Non-Gaussian Component Analysis via Lattice Basis Reduction
This resolves a theoretical gap in distribution learning for discrete settings, offering an efficient solution where tradeoffs were previously suspected.
The paper tackles the problem of Non-Gaussian Component Analysis (NGCA) for discrete or nearly discrete distributions, where prior work suggested an information-computation tradeoff, and provides a sample and computationally efficient algorithm using lattice basis reduction, achieving efficient approximation of the hidden direction.

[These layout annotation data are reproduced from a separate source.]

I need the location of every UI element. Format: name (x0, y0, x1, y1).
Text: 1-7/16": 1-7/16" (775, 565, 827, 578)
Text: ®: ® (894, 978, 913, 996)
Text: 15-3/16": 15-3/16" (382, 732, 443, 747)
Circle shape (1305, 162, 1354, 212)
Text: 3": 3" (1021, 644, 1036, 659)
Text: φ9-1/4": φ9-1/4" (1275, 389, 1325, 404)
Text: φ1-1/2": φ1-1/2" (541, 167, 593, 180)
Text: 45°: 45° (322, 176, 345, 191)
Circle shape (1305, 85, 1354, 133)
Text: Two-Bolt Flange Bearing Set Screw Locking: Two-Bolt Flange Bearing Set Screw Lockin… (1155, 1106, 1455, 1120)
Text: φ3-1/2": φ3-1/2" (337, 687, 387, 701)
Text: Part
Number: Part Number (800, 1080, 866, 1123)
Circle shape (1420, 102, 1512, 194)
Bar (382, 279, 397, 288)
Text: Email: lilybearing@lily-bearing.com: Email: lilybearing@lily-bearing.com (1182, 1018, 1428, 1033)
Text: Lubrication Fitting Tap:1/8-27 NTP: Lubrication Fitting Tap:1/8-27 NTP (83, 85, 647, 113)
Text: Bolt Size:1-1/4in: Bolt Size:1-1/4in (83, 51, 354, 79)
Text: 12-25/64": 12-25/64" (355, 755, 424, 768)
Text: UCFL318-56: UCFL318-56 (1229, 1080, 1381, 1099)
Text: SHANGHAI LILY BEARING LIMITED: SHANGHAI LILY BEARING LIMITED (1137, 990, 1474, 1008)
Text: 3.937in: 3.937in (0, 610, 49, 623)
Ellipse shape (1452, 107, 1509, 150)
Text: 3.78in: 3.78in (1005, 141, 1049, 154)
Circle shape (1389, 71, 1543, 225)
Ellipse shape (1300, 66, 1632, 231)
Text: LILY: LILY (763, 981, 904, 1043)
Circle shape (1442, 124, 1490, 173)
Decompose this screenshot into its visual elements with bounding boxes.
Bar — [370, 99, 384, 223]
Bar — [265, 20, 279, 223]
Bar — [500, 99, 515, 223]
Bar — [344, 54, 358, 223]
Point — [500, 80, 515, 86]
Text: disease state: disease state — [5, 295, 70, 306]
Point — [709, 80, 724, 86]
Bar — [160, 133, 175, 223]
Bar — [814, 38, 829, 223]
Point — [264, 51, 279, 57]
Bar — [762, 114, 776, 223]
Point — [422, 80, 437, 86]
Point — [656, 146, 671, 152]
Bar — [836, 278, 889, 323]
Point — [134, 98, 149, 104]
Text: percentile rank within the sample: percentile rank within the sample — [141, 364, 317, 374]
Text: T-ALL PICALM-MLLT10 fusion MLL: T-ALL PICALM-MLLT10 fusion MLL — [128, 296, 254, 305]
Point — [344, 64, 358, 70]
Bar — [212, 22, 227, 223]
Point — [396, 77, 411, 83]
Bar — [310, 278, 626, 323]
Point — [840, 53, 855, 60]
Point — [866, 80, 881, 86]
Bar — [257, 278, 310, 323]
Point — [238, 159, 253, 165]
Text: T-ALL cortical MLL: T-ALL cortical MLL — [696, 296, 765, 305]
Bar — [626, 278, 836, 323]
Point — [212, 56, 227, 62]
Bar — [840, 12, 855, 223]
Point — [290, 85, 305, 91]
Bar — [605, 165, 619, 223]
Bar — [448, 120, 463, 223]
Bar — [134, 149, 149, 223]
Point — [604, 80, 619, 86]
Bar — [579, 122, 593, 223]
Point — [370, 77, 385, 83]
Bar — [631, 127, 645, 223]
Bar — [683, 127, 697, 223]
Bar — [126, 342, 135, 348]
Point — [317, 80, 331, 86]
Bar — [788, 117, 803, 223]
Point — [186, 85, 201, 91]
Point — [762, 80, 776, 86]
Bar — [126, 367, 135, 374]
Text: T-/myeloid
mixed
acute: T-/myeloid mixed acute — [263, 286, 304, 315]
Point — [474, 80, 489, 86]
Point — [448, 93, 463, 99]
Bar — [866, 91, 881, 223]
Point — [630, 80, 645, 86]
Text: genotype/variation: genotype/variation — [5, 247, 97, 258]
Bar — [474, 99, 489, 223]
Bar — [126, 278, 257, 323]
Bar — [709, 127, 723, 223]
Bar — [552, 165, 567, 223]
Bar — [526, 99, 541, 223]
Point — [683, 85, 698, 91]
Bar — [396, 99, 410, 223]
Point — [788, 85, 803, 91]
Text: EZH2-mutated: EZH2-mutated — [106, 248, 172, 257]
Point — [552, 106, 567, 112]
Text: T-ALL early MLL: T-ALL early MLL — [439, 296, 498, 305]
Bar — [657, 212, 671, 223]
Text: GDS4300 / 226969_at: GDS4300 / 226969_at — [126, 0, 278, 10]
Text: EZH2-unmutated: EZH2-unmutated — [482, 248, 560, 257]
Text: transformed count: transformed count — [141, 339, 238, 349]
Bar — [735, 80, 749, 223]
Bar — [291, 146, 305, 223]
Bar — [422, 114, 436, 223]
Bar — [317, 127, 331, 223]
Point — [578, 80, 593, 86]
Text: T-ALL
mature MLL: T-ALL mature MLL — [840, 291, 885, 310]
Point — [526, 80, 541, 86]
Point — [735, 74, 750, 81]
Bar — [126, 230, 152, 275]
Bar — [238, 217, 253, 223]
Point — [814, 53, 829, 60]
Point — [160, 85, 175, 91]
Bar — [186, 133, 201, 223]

Non-Gaussian Component Analysis (NGCA) is the following distribution learning problem: Given i.i.d. samples from a distribution on $\mathbb{R}^d$ that is non-gaussian in a hidden direction $v$ and an independent standard Gaussian in the orthogonal directions, the goal is to approximate the hidden direction $v$. Prior work \cite{DKS17-sq} provided formal evidence for the existence of an information-computation tradeoff for NGCA under appropriate moment-matching conditions on the univariate non-gaussian distribution $A$. The latter result does not apply when the distribution $A$ is discrete. A natural question is whether information-computation tradeoffs persist in this setting. In this paper, we answer this question in the negative by obtaining a sample and computationally efficient algorithm for NGCA in the regime that $A$ is discrete or nearly discrete, in a well-defined technical sense. The key tool leveraged in our algorithm is the LLL method \cite{LLL82} for lattice basis reduction.